Editorial illogical on new law for religious freedom in schools

Martin Cothran
Martin Cothran

The Herald-Leader’s recent editorial, “Public school no place for religious war,” asks, “At a time when political and religious divisions are unusually inflamed, why make battlegrounds of schools?”

The law in question, Senate Bill 17 — which protects free speech, religious freedom and freedom of association in schools — was recently passed by the General Assembly and signed into law by the governor.

When the writer researching the editorial asked us the same question, we asked whether she had ever posed it to the ACLU, one of whose chief purposes is to make battlegrounds of schools. We never got a straight answer.

It’s only when people try to defend themselves against the school battles started by the ACLU that newspaper editorialists, apparently jealous of what they consider their exclusive right to promote such battles when it suits their purposes, call such things into question.

The editorial builds from hypocrisy to logical incoherence. It is concerned that the bill will allow on-campus student groups to determine their own membership, so it asks, “And who wants to be the principal who must defend the Campus Crusade for White Supremacy’s membership policy?”

Seriously?
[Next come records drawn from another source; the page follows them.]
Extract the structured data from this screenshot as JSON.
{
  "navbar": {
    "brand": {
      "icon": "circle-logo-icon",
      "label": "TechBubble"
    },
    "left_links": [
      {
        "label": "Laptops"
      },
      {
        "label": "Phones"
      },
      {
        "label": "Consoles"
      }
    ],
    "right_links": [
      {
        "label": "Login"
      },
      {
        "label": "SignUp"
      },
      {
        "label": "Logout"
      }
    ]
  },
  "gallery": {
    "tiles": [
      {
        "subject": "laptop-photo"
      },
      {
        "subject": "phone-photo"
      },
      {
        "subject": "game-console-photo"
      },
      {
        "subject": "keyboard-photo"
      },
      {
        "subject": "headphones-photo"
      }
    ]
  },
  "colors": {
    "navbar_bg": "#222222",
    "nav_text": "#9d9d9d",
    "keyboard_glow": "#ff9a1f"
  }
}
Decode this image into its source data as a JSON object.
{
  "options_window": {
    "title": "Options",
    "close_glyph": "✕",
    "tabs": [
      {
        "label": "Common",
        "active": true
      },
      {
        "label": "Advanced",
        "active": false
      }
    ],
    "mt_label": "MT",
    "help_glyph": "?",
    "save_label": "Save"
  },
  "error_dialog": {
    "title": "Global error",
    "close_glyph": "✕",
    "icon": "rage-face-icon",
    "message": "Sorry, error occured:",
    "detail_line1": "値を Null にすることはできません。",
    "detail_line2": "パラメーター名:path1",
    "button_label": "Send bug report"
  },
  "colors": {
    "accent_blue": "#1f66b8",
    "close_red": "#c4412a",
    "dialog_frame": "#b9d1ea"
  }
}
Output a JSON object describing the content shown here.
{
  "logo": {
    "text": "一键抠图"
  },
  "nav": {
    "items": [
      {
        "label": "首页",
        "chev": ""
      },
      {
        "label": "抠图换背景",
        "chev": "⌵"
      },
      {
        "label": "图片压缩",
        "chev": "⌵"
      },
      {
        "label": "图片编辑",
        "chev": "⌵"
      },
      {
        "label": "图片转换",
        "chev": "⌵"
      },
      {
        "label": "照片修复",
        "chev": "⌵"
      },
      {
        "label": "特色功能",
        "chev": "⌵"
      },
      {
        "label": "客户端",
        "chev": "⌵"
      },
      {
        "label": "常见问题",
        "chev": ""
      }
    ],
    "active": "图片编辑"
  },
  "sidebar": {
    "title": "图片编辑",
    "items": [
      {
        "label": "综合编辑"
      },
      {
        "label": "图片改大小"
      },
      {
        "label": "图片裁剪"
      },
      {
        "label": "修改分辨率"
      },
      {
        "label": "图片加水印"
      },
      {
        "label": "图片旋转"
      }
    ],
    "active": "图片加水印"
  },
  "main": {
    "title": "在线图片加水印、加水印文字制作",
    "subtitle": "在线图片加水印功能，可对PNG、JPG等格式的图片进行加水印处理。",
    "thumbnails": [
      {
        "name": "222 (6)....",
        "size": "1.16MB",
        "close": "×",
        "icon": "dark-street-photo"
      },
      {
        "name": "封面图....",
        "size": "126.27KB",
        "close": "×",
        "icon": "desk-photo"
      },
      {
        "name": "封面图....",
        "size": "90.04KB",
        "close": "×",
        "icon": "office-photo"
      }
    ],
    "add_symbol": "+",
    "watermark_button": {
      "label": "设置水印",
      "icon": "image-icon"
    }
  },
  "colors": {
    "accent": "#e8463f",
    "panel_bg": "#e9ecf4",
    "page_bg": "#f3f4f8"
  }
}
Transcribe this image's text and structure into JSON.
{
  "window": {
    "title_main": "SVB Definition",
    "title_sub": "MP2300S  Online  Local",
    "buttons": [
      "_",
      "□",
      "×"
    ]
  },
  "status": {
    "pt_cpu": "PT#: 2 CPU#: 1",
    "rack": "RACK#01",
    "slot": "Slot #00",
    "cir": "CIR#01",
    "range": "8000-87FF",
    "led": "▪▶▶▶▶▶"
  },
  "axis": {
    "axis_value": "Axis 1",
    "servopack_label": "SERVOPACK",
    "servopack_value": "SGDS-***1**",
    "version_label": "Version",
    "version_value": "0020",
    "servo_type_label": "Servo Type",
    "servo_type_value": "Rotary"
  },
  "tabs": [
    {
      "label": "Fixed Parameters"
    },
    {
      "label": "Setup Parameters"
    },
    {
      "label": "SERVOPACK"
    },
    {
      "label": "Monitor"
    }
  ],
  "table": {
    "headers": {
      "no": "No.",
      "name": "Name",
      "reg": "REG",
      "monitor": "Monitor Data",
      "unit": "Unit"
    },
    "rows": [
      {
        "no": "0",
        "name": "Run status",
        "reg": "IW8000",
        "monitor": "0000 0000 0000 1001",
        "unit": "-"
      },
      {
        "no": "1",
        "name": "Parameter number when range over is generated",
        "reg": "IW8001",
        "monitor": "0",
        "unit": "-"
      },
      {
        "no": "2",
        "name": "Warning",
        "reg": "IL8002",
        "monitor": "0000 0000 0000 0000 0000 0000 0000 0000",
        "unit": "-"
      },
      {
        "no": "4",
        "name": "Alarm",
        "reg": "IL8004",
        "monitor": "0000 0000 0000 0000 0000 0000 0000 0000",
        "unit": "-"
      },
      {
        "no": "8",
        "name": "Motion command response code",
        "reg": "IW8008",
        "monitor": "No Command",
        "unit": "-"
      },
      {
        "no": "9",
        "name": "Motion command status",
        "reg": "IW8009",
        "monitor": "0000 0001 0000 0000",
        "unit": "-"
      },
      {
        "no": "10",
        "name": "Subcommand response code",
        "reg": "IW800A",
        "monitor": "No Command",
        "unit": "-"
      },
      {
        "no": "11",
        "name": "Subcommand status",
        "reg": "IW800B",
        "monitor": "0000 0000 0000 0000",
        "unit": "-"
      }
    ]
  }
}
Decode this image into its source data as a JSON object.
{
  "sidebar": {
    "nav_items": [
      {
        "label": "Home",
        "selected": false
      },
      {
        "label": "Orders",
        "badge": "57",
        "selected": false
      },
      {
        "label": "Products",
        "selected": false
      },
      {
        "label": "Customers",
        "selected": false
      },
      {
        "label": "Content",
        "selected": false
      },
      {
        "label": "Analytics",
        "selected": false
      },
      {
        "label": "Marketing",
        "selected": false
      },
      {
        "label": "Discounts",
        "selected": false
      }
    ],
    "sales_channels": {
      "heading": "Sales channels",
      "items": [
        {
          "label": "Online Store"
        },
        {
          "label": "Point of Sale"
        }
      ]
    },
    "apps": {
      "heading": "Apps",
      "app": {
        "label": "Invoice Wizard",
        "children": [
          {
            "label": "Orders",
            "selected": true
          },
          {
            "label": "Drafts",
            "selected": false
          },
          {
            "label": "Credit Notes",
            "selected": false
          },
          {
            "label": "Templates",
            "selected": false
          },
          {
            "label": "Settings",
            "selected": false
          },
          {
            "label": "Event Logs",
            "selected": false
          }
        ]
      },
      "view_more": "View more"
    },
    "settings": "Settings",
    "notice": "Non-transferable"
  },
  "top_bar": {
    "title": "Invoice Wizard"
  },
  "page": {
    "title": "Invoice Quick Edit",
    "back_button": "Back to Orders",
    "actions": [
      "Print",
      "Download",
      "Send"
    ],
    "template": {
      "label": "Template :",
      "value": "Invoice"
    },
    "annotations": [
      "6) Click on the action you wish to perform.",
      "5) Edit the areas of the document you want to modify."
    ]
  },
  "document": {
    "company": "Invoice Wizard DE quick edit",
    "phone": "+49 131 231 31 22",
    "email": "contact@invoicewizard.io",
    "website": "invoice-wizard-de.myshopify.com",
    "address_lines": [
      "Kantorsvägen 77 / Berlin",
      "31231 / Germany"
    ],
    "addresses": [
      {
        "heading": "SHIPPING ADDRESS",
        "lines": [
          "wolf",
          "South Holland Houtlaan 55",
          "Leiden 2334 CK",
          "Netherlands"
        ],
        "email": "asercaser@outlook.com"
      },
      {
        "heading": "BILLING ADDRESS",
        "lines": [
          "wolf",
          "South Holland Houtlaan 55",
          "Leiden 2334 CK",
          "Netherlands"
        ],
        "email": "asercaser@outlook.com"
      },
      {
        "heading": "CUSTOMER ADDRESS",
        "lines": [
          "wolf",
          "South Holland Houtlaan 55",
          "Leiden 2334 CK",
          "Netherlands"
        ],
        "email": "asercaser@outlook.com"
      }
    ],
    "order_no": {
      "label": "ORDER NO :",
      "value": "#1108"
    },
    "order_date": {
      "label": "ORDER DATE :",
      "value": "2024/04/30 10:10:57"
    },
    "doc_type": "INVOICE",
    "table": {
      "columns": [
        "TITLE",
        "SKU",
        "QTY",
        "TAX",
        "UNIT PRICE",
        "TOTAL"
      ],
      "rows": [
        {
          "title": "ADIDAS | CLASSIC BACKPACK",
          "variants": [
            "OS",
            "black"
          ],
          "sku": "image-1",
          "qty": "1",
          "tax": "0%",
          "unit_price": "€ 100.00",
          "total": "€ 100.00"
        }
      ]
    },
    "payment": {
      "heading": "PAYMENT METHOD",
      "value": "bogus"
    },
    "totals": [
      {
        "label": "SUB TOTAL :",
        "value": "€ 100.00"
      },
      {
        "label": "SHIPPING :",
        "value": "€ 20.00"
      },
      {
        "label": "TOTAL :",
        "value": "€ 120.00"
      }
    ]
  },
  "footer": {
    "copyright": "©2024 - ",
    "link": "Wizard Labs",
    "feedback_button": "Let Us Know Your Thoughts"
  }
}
When everyone else is concerned about the existence of white supremacist groups, the Herald-Leader is concerned that everyone might not be able to join? We support the bill and we could think of better reasons against it than that.

Of course in Kentucky, unless a university has an all-comers policy, student groups can already determine their membership — a fact that the editorial subtly tries to skirt.

The Herald-Leader does not seem capable of distinguishing between a Supreme Court decision that permits schools to adopt an all-comers policy that actually happened in Christian Legal Society v. Martinez and a Supreme Court decision that requires schools to adopt an all-comers policy.

And to argue, as the editorial does, that a law might be stricken down by courts is laughable. Any law can be stricken down by a court. If that’s a problem with SB 17, then it’s a problem with every other law on the books. But this is how the world is distorted when you can’t distinguish between how things really are and how you would like them to be in your politically correct utopia.

We also think it is ironic that when this bill was being considered by the General Assembly, its opponents argued that it was unnecessary because it didn’t actually change the law. Now they are arguing that it is dangerous because it did change the law. If the bill did change the law, why didn’t they argue that then?

Maybe there are some good things about the Herald-Leader’s Brave New Politically Correct World, but logical coherence isn’t one of them.

Martin Cothran is the senior policy analyst of the Family Foundation.